F.cosine_similarity(q_emb, d1_emb, dim=0), # "The woman said the judge is dishonest"
F.cosine_similarity(q_emb, d2_emb, dim=0), # "The woman, said the judge, is dishonest"
F.cosine_similarity(q_emb, d4_emb, dim=0), # 'The woman said: "the judge is dishonest"'
F.cosine_similarity(q_emb, d5_emb, dim=0), # 'The judge said: "the woman is dishonest"'
)
(tensor(0.8180),
tensor(0.8175),
tensor(0.7875),
tensor(0.7849),
tensor(0.7731))
For the following text:
s1 = "The woman is dishonest"
the most similar text, by cosine similarity, is “The woman said the judge is dishonest” which is semantically dissimilar.
res = torch.tensor(
[
F.cosine_similarity(s1_emb, d1_emb, dim=0), # "The woman said the judge is dishonest"
F.cosine_similarity(s1_emb, d3_emb, dim=0), # "The woman said: the judge is dishonest"
F.cosine_similarity(s1_emb, d2_emb, dim=0), # "The woman, said the judge, is dishonest"
F.cosine_similarity(s1_emb, d4_emb, dim=0), # 'The woman said: "the judge is dishonest"'
F.cosine_similarity(s1_emb, d5_emb, dim=0) # 'The judge said: "the woman is dishonest"'
]
)
res
tensor([0.9738, 0.9461, 0.9042, 0.8714, 0.8577])
Finally, for the following text:
s2 = "The judge is dishonest"
the most similar text, by cosine similarity, is “The woman said the judge is dishonest” which is semantically similar.
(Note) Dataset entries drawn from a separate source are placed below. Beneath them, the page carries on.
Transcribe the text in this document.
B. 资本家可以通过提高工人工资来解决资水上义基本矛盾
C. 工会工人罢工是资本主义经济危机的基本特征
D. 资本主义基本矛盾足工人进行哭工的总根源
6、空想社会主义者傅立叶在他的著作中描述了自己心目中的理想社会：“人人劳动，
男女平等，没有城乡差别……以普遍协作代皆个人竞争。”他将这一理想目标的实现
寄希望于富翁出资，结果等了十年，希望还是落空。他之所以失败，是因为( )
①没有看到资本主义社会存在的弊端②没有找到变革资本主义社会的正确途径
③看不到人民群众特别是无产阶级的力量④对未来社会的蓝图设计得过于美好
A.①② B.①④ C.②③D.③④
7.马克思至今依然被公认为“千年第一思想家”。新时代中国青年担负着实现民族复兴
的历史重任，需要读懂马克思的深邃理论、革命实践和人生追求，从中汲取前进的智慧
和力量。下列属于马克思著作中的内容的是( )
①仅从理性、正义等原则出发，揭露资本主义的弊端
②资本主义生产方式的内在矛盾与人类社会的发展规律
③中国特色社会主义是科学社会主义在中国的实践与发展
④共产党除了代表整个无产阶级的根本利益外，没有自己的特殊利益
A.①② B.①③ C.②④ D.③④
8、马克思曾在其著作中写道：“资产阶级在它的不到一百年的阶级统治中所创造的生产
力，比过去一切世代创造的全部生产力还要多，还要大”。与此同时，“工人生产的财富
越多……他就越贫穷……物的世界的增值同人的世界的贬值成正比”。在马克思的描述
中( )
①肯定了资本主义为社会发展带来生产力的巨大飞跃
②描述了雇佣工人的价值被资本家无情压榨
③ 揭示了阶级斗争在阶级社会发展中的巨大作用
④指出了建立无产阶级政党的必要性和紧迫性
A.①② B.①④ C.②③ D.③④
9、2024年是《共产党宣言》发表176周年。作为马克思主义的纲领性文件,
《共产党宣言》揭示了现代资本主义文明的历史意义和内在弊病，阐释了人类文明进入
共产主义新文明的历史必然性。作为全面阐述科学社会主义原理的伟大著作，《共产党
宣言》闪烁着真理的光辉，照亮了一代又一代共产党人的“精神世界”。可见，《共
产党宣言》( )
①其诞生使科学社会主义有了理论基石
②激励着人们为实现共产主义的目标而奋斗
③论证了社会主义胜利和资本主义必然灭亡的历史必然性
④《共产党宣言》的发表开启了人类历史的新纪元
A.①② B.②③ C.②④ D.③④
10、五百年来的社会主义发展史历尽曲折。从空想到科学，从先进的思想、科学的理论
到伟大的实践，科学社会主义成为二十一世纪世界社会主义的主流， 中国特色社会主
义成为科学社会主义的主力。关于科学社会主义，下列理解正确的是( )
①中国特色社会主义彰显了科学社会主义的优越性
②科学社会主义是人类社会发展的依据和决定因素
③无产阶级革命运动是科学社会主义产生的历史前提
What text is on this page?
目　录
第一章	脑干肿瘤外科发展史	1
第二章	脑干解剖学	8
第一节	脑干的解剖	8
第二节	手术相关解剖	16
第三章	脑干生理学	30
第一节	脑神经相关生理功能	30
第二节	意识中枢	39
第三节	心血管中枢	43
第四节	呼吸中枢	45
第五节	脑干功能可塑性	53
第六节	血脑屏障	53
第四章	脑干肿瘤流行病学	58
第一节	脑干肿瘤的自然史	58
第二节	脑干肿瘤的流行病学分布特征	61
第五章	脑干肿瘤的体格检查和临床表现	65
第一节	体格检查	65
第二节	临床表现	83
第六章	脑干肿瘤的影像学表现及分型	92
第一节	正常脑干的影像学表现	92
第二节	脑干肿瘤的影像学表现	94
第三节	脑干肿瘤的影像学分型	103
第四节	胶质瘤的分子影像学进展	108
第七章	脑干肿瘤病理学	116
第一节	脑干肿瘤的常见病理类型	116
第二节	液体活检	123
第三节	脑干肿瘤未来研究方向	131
The second-most similar by cosine similarity text “The woman said: the judge is dishonest” is also semantically similar. However, the semantically similar ‘The woman said: “the judge is dishonest”’ has a lower cosine similarity than the semantically dissimilar “The woman, said the judge, is dishonest”. Whew!
res = torch.tensor(
[
F.cosine_similarity(s2_emb, d1_emb, dim=0), # "The woman said the judge is dishonest"
F.cosine_similarity(s2_emb, d3_emb, dim=0), # "The woman said: the judge is dishonest"
F.cosine_similarity(s2_emb, d2_emb, dim=0), # "The woman, said the judge, is dishonest"
F.cosine_similarity(s2_emb, d4_emb, dim=0), # 'The woman said: "the judge is dishonest"'
F.cosine_similarity(s2_emb, d5_emb, dim=0), # 'The judge said: "the woman is dishonest"'
]
)
res
tensor([0.9763, 0.9507, 0.9107, 0.8791, 0.8642])
I’m not going to make any conclusions about the relationship between punctuation, embeddings and cosine similarity, but I’ll say that this tiny experiment has left me with more questions than answers.